Even if you are a single mom, you will benefit from making your bedroom a private retreat where you can take time to be alone, refresh, and refocus. Our bedroom is the one quiet place in our house where I can journal, pray, or read without constant interruption. Without that quiet retreat, it would be far more challenging to handle the noise and intensity of life with four little kids.
This doesn’t mean we never allow the kids into our room. Sometimes we let them pile up on our king-sized bed to read them stories or to watch an edifying movie together as a family. We nearly always let them sleep on the couch in our room when they are sick or if they wake up in the night with a bad dream. But for the most part, we keep our bedroom purposed for a marriage retreat, instead of letting it be the kids’ adventure land or dumping ground.
4. Cultivate Honor at Home
In our book The First 90 Days of Marriage, Eric and I discussed a common lie many young married couples have fallen prey to — that marriage is the time when you can finally “let it all hang out.” There are plenty of jokes about men who burp, tell obnoxious jokes, and pack on the pounds, and women who let their appearance go once the wedding vows are spoken. Sadly, in many marriages this is all too true. Many people assume that once you have “locked in” your spouse’s commitment to you, you no longer need to work to win his or her heart, that you can now be sloppy and careless, throwing all dignity and honor to the wind.
This approach disregards the value of guiding a home, caring for a family, and cultivating a marriage. If a woman dresses nicely when she’s going out into public but dresses like a slob at home, she sends the message to her husband and children that they are not as important to her as a stranger at the mall. If a man is polite when he’s around his friends and business associates, but is consistently rude and crude in his home, he sends a message of disrespect toward his wife and children. Dishonorable behavior in the home can erode the beauty and romance of a marriage relationship faster than almost anything else.
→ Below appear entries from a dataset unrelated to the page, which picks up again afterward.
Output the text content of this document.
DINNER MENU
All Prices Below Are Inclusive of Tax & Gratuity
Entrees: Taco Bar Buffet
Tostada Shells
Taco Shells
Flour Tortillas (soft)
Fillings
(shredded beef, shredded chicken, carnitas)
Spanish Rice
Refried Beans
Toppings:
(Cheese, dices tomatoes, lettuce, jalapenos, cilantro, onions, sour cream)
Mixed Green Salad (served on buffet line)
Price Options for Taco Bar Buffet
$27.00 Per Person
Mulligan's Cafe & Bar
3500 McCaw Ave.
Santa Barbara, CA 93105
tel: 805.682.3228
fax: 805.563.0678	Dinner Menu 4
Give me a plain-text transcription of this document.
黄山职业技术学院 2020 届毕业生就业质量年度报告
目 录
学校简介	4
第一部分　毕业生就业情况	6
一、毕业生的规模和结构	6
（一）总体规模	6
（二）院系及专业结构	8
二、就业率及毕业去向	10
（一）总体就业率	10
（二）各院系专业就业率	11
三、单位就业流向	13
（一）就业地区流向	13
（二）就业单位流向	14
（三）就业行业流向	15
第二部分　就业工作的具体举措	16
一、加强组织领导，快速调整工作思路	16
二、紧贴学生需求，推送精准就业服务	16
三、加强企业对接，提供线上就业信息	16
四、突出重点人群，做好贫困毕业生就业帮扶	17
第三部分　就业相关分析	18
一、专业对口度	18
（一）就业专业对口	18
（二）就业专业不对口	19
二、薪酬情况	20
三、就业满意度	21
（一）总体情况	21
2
Eric and I have made it a high priority to set an example for our children by building honor into our marriage and home life. How do we do that? We try to speak only words that edify each other. We don’t put each other down or joke about each other’s faults. We seek to be quick to ask forgiveness for wrongs. We treat each other with respect by listening when the other person is talking, showing interest in what each other is saying, and looking for ways to encourage each other. We don’t “let it all hang out” and allow crudeness into our behavior patterns, even when it’s just the two of us alone together. We protect each other’s privacy. We take time to look nice for each other. Of course, we are not perfect in all of these areas all the time, but when we take time to cultivate these simple habits, they have a profound and lasting impact upon our marriage relationship and our home.